Wie würde eine bundesweite Umklassifizierung von Cannabis von Klasse I in Klasse III die Betriebe und Produkte von Exclusive Brands beeinflussen? Glauben Sie, dass eine bundesweite Umklassifizierung dazu führen würde, dass Cannabis-Marken stärker in Wohltätigkeit und Charity engagiert werden? Ich glaube wirklich, dass diejenigen, die wohltätig sein möchten, unabhängig von der Klassifizierung von Cannabis wohltätig sein werden. Allerdings müssen Cannabis-Unternehmen viele rechtliche und regulatorische Hürden überwinden, um compliant zu banken und Spenden an verschiedene Wohltätigkeitsorganisationen zu leisten.

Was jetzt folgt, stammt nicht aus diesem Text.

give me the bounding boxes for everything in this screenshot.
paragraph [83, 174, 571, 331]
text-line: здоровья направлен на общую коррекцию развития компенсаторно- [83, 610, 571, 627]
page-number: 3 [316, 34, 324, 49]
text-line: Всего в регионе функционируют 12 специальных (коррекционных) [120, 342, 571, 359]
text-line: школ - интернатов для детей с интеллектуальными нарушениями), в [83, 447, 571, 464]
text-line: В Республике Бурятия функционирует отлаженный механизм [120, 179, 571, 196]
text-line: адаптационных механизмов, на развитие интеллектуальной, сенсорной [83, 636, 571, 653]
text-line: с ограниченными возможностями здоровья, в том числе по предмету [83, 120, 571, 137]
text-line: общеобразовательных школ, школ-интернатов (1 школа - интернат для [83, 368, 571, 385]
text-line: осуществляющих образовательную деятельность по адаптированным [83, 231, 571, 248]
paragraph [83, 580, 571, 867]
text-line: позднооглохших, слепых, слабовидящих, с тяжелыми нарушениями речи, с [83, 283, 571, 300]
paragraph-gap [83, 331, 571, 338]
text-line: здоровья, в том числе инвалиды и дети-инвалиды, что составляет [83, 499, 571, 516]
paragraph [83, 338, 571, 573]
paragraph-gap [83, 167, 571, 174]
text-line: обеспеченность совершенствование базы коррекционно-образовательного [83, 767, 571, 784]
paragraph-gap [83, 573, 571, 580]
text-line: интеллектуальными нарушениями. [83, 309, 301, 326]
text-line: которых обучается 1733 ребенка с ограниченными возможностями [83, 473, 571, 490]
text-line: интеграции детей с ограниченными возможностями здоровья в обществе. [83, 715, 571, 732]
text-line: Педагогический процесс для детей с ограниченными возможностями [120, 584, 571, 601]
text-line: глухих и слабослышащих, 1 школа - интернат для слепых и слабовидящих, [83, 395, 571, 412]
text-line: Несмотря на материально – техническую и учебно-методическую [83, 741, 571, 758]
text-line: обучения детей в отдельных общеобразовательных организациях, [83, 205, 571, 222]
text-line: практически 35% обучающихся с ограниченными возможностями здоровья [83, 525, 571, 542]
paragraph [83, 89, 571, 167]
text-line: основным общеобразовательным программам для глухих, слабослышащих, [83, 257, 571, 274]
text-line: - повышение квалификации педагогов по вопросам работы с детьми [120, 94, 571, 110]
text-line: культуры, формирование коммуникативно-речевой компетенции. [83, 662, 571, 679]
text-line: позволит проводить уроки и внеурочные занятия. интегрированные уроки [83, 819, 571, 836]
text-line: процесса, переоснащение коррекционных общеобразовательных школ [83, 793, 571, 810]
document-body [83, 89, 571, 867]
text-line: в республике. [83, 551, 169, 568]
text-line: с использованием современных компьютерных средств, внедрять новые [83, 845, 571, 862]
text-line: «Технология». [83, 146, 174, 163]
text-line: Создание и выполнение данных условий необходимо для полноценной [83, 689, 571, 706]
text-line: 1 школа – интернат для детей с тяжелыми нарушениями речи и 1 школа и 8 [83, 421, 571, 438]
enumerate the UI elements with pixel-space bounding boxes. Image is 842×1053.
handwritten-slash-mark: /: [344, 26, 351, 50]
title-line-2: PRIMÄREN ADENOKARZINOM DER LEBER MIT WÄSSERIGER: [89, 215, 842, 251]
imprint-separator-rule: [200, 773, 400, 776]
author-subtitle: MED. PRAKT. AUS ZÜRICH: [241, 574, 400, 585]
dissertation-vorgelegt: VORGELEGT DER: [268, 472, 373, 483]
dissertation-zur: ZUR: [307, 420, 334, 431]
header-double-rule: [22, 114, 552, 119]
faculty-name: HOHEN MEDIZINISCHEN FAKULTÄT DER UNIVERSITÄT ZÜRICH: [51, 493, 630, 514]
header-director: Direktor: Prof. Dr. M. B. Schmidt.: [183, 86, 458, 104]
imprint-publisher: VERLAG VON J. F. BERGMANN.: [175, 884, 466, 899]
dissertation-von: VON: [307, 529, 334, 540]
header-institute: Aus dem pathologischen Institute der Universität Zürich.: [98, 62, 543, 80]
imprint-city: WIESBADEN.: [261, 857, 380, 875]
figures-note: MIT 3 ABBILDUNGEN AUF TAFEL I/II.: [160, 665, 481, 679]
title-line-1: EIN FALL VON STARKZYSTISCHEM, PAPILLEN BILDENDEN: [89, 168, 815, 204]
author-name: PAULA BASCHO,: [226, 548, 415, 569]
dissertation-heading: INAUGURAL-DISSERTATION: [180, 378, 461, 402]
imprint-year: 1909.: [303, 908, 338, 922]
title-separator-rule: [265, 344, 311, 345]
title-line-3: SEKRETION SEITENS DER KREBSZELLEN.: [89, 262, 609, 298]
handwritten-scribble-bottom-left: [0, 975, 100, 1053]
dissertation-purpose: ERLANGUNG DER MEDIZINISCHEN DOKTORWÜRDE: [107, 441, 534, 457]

Im Laufe der Jahre sind wir auf Non-Profit-Organisationen gestoßen, die zögern, mit uns zusammenzuarbeiten, aus Angst, ihre bundesweite Position oder Finanzierung zu gefährden. Eine Umklassifizierung könnte einige dieser Bedenken lindern und es Cannabis-Unternehmen ermöglichen, sich offen und kontinuierlich für die Sache zu engagieren, die ihnen am Herzen liegt.

Vielen Dank, dass Sie sich uns angeschlossen haben, Narmin! Für weitere Informationen über Exclusive Brands besuchen Sie bitte deren Website.

Josh Kasoff ist ein Journalist und Schriftsteller, der in der Nähe von Washington D.C. lebt und alle Aspekte der Cannabis-Industrie abdeckt - von Recht und Politik bis hin zu Kunst und Unterhaltung, Finanzen, Einzelhandelsbetrieben, Förderung und Strafrechtsreform. Neben der Befragung vieler der einflussreichsten Entscheidungsträger und Fachleute in der US-amerikanischen Cannabis-Industrie verbrachte Josh sechs Jahre damit, direkt im Cannabis-Sektor Nevadas zu arbeiten, der die Verpackung, Herstellung, Marketing und Testanalyse umfasst.